Голос у Рихарда мягкий. Он стоит у окна, за спиной Арделл. Обхватывая эту за талию. Улыбаясь куда-то ей в волосы.
И через тени я вижу её стиснутые на подоконнике пальцы.
– Ролью?
– Моста между двумя берегами. Бабочки, которая приносит людям огонь. Пастыря… как там ещё? Ты не считаешь это просто ролью, я не сомневаюсь. Долг? Предназначение? Но тебе не кажется, что ты уделяешь слишком уж большое внимание тому, что хотят другие? Что происходит с другими. Отдаёшь огонь без остатка и без оглядки на то, что хочешь ты.
Голос Рихарда струится, как дождь по стеклу. Или как волосы по её волосам – он распутывает эту её дурацкую причёску, а Арделл даже лицо к нему не поворачивает, будто бы и не здесь.
– А если это моё желание? Быть такой?
– Полагаешь, такого можно хотеть? Всё для дела, и… – он ведёт пальцем линию по её щеке, потом по шее, – совсем ничего для себя? Брось, аталия. Бабочки не чувствуют боли и не мечтают. Но ты ведь не бабочка – ну, во всяком случае… не совсем.
Он смеётся – и от этого тихого, шелестящего смешка комната будто наполняется жаром. Его смех опаляет мне лицо и ладонь, и я точно знаю, каким взглядом он смотрит на её шею и плечи. Наверное, сейчас глаза у него кажутся почти зелёными. Если бы он хоть раз так посмотрел на меня…
– Ты как-то спрашивала меня, чего я хочу. Могу спросить тебя о том же. Или даже… как насчёт небольшого урока, а? Иметь желания, в конце концов, совсем неплохо, а потакать им… иногда приносит редкостное удовольствие.
Арделл поворачивает голову. Весь её профиль в тени – на фоне серой завесы дождя. Она как чернильная клякса на холсте.
– Думаешь, мне нужно последовать за моими желаниями? Сделать то, что хотела уже давно?
– Любой хищник тебе скажет, что это одна из сторон свободы.
– Звучит заманчиво, – выдыхает Арделл. – Раз так – убери руки и вали из моей комнаты.

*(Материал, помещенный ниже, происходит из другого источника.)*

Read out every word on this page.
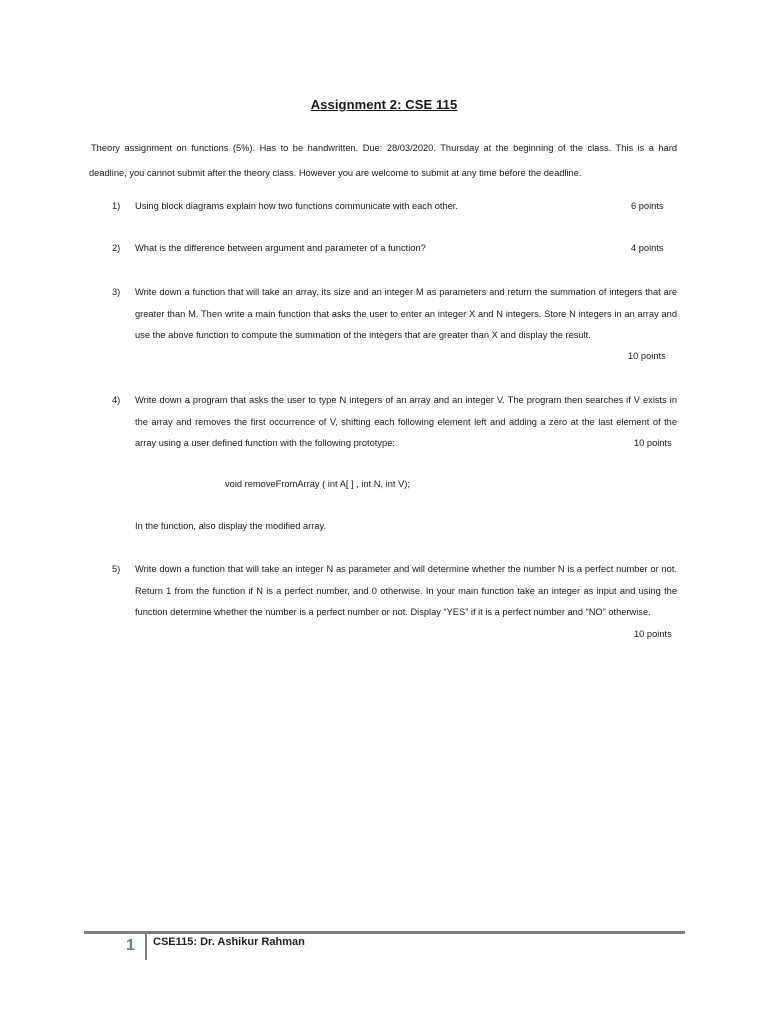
Assignment 2: CSE 115
Theory assignment on functions (5%). Has to be handwritten. Due: 28/03/2020. Thursday at the beginning of the class. This is a hard deadline, you cannot submit after the theory class. However you are welcome to submit at any time before the deadline.
1) Using block diagrams explain how two functions communicate with each other.	6 points
2) What is the difference between argument and parameter of a function?	4 points
3) Write down a function that will take an array, its size and an integer M as parameters and return the summation of integers that are greater than M. Then write a main function that asks the user to enter an integer X and N integers. Store N integers in an array and use the above function to compute the summation of the integers that are greater than X and display the result.
10 points
4) Write down a program that asks the user to type N integers of an array and an integer V. The program then searches if V exists in the array and removes the first occurrence of V, shifting each following element left and adding a zero at the last element of the array using a user defined function with the following prototype:	10 points
void removeFromArray ( int A[ ] , int N, int V);
In the function, also display the modified array.
5) Write down a function that will take an integer N as parameter and will determine whether the number N is a perfect number or not. Return 1 from the function if N is a perfect number, and 0 otherwise. In your main function take an integer as input and using the function determine whether the number is a perfect number or not. Display “YES” if it is a perfect number and “NO” otherwise.
10 points
1 CSE115: Dr. Ashikur Rahman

Дождь начинает шуршать тише, а тени будто бы перестают двигаться, и в этом молчании вопрос.
Эта выныривает из объятий и отходит к своему столу. Рихард остаётся у окна и смотрит, слегка склонив голову.
– День был трудным, аталия? Может, мне не следовало являться в белом – Дамата…
– Ты мог прийти хоть в оранжевом – это не сделало бы тебя менее чокнутым извращенцем. И не переступай мой порог в принципе, нужно будет поговорить – в кабинет вызову.